The Science Journal of the American Association for Respiratory Care

2011 OPEN FORUM Abstracts

THE EFFECT OF AN RT CONSULT ON EMERGENCY DEPARTMENT FLOW.

Thomas J. Cahill1,2, Kathy Dressman2, Scott Pettinichi1, Cynthia White1; 1Respiratory Care, Cincinnati Childrens Hospital Medical Center, Cincinnati, OH; 2TRANSITIONAL CARE CENTER, Cincinnati Children's Hospital Medical Center, Cincinnati, OH

INTRO: Cincinnati Children's Hospital Medical Center (CCHMC) is a 475 bed medical center with 12 clinical areas served by 198 Respiratory Therapists (RT). The Transitional Care Center (TCC) is a unique model that serves a population that requires special care and consideration. Most patients are trach and vent dependent and have been transitioned from the ICU to the TCC with intent to train caregivers for discharge to home.

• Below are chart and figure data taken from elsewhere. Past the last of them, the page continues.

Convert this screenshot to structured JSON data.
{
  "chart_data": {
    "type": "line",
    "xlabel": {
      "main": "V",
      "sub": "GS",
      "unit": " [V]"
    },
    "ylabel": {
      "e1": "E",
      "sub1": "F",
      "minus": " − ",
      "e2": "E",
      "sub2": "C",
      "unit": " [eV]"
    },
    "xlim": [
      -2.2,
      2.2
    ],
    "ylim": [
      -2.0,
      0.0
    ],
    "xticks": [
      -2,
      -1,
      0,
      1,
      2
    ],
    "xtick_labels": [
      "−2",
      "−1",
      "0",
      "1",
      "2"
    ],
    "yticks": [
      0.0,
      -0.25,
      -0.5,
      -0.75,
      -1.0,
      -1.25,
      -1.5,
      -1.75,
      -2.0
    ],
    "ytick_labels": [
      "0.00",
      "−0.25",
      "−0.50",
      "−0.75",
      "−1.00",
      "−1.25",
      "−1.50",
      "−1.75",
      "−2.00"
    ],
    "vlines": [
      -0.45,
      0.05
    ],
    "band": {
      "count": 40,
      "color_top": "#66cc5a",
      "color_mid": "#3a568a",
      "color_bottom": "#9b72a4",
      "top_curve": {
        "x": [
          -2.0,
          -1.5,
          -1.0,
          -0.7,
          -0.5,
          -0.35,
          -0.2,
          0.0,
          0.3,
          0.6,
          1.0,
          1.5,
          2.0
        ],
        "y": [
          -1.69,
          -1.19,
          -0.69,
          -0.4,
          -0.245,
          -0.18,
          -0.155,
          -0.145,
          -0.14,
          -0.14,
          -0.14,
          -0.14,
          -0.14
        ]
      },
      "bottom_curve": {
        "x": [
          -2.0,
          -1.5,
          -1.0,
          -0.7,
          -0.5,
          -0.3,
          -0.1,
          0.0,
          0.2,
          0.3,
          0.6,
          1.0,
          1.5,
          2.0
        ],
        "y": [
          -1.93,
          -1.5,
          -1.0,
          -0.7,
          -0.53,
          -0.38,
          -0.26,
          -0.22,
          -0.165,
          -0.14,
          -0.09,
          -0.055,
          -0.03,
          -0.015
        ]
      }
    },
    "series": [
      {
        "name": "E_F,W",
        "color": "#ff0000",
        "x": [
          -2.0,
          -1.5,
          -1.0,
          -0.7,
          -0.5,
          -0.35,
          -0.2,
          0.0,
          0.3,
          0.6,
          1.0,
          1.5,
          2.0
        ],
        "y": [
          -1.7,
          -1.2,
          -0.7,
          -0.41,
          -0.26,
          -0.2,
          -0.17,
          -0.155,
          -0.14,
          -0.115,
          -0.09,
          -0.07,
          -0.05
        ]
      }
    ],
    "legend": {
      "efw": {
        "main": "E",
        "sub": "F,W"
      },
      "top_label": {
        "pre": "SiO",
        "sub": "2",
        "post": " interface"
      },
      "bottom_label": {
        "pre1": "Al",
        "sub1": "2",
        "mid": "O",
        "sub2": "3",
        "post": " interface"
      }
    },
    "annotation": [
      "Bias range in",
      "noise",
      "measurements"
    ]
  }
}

CCHMC saw 114,985 patients in the Emergency Department (ED) in 2009.. CCHMC considers patient flow to have a direct impact on patient safety, patient satisfaction, and as a contributor to staff satisfaction. To improve patient flow, better understanding of demand/capacity, better matching of resources, and better understanding of artificial variation-smoothing are needed to build a system of high reliability and enhance flow within the system. During the 1st quarter of 2010 the CCHMC Patient Center Flow Committee determined that the TCC had one of the worst ED discharge to unit admission times in the hospital. . An RT ED Consult program was developed to assist with decreasing wait time for a bed in the TCC. A data sheet recorded patient information and tracked the amount of time off the unit by the Respiratory Therapists. Our team tracked the time of TCC to ED notification, then time to consult and time of TCC admission. The goal was to provide this service without negatively impacting the care being provided to our current inpatients. Education was provided for the TCC RTs and the process was started on April 1, 2010 RESULTS: During the trial period April 2010-August 2010 we had a request for 25 consults. We were able to accommodate 22 of those requests (88%). Our results showed that the RTs performing consults took a mean of 18 minutes to complete the consult and return to the unit. Our targeted goal was under 25 minutes. This new process resulted in exceeding the hospital's goal of 40% of the admissions being less than one hour from the time of decision to admit. We did not track patient/family satisfaction but every family was informally interviewed by the TCC manager with no negative remarks/comments recorded for the process. DISCUSSION: The results of this test of change significantly impacted flow from the ED to the TCC. We look forward to expanding this program to other areas of the hospital and including a protocol for determining patient flow to the appropriate unit.